Mauvaise utilisation des ressources, échec systématique de la réforme des marchés publics, et budget programme qui vire au mirage. Tous les indicateurs réclament désormais une nouvelle impulsion au sommet de l’Etat.Mauvaise utilisation des ressources, échec systématique de la réforme des marchés publics, et budget programme qui vire au mirage. Tous les indicateurs réclament désormais une nouvelle impulsion au sommet de l’Etat.

1)-Mauvaises utilisations des ressources
Assurément. On en est aujourd’hui à le budget des moyens l’Etat du Cameroun. Pour certains, il était plus réaliste par rapport au budget programme inauguré au cours de l’exercice qui s‘achève. Pis, il intervient au moment où l’Etat sort d’une longue période d’ajustement structurel. Il se trouve que depuis près de 10 ans maintenant, hormis l’armée, la police, la diplomatie, le système éducatif et dans une certaine mesure les cadres sortis de l’Ecole nationale d’administration et de magistrature, les recrutements dans la fonction publique étaient bloqués. Selon nos sources, ce blocage a fortement hypothéqué le renouvellement des effectifs.

Notamment dans les ministères techniques à l’instar de celui de l’économie du plan et de l’aménagement du territoire, des travaux publics, de l’Eau et de l’énergie, de l’industrie, des mines et du développement technologique. La vérité est que depuis plusieurs années maintenant, ces départements ministériels que l’on peut considérer comme étant au premier plan de la politique des grandes ambitions puis des grandes réalisations de Paul Biya, fonctionnent à plusieurs vitesses. Au point de gripper la machine globale qui structures l’ensemble des grands projets. Il y a été institué les chefs de projets qui sont nommés par simple décision du ministre et qui ont des avantages exorbitants. Illustration : un chef de projet à la cellule Bad (Banque africaine de développement) au ministère des travaux publics se retrouve avec un million et demi de primes par mois. Les mêmes primes sont multipliées par deux dans les projets énergétiques au niveau du ministère de l’eau et de l’énergie, précisément dans un projet comme celui du Port en eau profonde de Kribi.
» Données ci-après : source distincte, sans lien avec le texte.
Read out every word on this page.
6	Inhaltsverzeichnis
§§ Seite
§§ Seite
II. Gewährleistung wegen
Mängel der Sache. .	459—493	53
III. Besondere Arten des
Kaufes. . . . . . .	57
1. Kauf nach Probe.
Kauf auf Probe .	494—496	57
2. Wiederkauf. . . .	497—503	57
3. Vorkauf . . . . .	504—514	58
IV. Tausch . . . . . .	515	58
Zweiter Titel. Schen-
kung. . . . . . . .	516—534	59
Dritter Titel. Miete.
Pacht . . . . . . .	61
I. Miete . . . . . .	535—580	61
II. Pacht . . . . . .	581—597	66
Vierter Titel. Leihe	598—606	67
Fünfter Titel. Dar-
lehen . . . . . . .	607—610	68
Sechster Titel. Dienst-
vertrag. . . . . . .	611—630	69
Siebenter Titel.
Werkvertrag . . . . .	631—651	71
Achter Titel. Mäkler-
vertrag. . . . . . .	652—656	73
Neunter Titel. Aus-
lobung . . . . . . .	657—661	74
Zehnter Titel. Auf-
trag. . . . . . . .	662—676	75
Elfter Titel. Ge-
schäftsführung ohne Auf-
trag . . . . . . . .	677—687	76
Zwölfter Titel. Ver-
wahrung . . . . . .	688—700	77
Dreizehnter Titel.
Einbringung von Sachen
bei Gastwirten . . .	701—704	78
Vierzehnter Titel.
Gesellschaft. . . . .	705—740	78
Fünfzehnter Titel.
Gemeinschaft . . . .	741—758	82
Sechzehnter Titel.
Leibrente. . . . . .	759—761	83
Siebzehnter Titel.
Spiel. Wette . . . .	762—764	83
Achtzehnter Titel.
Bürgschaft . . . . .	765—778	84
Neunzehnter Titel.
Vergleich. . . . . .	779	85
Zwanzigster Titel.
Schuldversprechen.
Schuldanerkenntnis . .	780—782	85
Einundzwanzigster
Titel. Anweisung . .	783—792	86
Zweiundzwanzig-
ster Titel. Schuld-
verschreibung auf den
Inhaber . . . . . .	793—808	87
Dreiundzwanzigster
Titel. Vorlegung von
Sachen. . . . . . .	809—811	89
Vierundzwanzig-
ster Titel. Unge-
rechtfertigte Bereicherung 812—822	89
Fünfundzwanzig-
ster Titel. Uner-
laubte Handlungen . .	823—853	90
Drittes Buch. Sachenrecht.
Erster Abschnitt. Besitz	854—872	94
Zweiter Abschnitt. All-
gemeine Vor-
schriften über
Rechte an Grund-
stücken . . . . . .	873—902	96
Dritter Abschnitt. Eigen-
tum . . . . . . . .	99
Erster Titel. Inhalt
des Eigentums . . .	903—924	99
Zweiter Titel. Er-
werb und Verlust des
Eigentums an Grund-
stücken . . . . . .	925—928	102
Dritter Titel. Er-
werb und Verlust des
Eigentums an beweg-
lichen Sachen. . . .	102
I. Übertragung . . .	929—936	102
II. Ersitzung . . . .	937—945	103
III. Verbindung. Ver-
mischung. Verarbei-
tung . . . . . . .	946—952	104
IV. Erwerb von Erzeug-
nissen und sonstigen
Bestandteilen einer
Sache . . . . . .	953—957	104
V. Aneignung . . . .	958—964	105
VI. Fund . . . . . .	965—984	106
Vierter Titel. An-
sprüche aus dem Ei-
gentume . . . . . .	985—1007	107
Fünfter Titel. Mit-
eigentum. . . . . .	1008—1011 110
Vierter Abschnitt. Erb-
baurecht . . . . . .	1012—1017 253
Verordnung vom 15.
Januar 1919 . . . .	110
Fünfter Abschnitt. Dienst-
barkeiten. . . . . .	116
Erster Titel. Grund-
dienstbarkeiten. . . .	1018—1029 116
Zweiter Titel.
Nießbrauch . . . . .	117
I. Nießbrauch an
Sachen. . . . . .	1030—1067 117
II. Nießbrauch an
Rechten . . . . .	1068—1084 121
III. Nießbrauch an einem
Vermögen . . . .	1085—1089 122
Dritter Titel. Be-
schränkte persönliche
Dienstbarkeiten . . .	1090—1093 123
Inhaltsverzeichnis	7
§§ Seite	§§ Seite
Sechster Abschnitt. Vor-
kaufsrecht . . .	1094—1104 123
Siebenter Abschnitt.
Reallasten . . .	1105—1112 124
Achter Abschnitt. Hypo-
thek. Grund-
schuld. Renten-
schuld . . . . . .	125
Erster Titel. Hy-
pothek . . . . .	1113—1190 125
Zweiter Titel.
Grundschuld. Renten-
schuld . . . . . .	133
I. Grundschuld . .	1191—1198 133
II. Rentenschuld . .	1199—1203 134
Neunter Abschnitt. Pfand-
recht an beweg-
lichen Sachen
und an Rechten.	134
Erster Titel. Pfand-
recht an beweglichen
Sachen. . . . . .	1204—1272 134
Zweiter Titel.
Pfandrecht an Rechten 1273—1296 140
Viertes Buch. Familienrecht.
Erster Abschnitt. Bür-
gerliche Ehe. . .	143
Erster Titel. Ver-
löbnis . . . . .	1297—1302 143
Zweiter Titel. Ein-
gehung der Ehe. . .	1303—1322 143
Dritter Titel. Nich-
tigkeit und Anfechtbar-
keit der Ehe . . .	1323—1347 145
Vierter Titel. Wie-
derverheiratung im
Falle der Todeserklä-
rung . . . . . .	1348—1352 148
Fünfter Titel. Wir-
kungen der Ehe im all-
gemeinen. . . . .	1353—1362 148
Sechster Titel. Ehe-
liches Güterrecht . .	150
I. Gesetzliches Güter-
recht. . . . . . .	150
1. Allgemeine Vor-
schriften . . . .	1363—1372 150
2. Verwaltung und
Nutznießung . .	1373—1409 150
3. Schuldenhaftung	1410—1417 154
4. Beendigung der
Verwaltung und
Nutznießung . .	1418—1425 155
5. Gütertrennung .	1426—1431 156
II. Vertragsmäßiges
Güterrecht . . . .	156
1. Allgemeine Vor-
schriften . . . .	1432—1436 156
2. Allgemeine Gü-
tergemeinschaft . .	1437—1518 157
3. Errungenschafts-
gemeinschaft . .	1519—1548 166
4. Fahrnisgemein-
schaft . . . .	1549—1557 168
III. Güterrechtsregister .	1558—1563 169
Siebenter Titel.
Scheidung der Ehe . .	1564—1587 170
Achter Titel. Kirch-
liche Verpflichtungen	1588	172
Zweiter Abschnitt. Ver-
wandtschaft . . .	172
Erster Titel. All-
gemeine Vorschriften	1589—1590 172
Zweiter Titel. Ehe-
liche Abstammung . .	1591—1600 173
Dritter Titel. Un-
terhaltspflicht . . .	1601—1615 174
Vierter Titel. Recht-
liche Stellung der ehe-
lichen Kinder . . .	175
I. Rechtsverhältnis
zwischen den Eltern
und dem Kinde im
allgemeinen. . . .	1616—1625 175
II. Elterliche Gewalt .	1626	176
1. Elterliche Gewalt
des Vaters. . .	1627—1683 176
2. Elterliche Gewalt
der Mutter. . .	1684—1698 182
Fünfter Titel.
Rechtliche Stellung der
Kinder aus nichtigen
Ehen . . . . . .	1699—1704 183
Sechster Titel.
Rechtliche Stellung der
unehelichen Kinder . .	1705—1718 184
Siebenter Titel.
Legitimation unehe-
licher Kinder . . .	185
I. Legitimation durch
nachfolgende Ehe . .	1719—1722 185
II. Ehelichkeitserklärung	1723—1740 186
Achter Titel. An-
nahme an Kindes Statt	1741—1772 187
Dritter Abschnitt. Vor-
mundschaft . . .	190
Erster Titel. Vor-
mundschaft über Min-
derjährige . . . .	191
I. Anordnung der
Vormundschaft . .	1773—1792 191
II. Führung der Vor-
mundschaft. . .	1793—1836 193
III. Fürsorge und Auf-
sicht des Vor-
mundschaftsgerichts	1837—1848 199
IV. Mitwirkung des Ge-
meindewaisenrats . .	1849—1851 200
Ce qui fait que dans ces ministères techniques le malaise est grand en ce sens que les chefs de projets sont vus d’un mauvais œil par leur propre chef hiérarchique dépourvu d’avantages, dans notre administration où la course à l’enrichissement illicite est devenue la chose la mieux prisée.

A ce malaise émanant de la mauvaise utilisation des ressources humaines se greffe un autre qui est dû à l’inégalité dans la gestion des ressources financières. Non seulement les primes qu’affectionnent particulièrement les cadres étatiques sont très souvent à tête chercheuses, mais aussi les crédits sont délégués à la base de manière controversée. Dans les ministères techniques tels que le ministère de l’économie du plan et de l’aménagement du territoire, et le ministère des travaux publics par exemple, certains délégués départementaux en viennent à gérer des crédits qui sont supérieurs à ceux gérés par les délégués régionaux. Ainsi dans notre administration, il vaut mieux être délégué départemental des travaux publics à Sangmélima ou Monatélé que d’être délégué régionale de la même administration à Bertoua ou Bamenda. Une situation déjà très préoccupante sur le plan organique, et qui retrouve en plus une autre à travers le profil des responsables dans la plupart de ces départements ministériels qui sont chargés de réaliser la plupart des grands projets étatiques.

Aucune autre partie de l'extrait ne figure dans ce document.